Under the proposal, the U.S. tax rate would increase by 5% for each year that a country keeps its discriminatory taxes in place. The bill caps these rate increases at the statutory rate for the class of income plus 20%. For example, effectively connected income would be capped at 47% and 57% for corporations and individuals respectively. Taxes on payment subject to withholding taxes would be capped at 50%. Even payments subject to a reduced withholding rate under an income tax treaty would be subject to the 5% per year increase.
Under this section, modifications to base erosion and anti-abuse taxes (BEAT) would increase the number of domestic corporation subject to BEAT by eliminating threshold of $500 million and the 3% based erosion percentage test. Thus, resulting in more domestic corporations having to perform BEAT calculations. Further, the bill also expands the definition of base erosion payments by including certain payments subject to withholding and payments that are capitalized to cost of goods sold. Finally, if Section 899 is applicable, the BEAT computation is strengthened in two ways: (1) the BEAT rate applied to modified taxable income is increased from 10% to 12.5% and (2) certain Section 38 credits and R&E credits would not be protected as they are under the current BEAT computation before 2026.

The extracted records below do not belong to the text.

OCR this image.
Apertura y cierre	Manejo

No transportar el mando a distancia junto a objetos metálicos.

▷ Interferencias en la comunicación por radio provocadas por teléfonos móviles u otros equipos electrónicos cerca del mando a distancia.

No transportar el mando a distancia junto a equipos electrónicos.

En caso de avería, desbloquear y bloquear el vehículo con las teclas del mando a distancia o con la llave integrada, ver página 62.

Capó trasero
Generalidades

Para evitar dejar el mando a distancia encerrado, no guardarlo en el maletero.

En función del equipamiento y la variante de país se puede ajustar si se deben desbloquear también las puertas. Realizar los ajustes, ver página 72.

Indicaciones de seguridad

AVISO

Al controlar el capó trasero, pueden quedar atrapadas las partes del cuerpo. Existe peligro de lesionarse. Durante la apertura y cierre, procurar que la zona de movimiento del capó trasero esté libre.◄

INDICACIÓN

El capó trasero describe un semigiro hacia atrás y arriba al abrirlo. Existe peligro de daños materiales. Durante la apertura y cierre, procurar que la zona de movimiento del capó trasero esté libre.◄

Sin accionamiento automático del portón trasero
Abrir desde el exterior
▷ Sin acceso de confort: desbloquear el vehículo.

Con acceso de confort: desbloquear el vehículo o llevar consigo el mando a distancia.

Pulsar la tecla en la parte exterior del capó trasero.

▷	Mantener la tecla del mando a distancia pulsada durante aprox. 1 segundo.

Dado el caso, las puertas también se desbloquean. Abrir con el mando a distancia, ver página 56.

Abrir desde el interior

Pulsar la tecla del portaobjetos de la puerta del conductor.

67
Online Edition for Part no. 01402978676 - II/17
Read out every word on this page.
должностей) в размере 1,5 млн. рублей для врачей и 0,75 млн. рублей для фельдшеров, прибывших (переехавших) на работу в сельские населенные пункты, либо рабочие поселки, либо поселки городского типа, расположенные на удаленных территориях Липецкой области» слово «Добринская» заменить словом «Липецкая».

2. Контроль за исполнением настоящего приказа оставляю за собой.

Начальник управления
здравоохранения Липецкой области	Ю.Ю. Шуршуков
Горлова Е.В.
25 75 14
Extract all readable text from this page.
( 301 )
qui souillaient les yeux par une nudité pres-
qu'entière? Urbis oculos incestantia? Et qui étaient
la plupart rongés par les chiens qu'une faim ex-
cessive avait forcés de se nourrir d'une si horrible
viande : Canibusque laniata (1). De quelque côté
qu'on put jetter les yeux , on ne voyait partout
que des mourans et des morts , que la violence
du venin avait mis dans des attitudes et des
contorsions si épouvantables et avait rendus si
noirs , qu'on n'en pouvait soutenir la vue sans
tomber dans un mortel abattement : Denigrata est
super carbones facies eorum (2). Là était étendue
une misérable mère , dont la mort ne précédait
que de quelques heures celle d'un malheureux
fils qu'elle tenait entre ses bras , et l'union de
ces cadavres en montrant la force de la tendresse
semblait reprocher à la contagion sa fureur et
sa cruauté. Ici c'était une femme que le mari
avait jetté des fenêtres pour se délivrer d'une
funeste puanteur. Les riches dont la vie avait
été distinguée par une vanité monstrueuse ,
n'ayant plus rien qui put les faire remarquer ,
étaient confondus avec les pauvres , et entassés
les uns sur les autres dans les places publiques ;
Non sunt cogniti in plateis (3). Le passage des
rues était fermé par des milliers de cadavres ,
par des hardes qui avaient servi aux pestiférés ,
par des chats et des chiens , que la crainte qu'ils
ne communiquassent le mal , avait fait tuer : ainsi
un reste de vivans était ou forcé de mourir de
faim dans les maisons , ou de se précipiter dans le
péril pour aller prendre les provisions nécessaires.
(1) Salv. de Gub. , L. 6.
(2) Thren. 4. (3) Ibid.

If enacted, the effective date would be the first calendar year after the later of (1) 90 days after the date of enactment, (ii) 180 days after the date of enactment of the unfair foreign tax, or (iii) the first date that the unfair foreign tax applies. As several countries already have unfair foreign taxes in effect, the provisions of proposed Section 899 could be in affect starting January 1, 2026.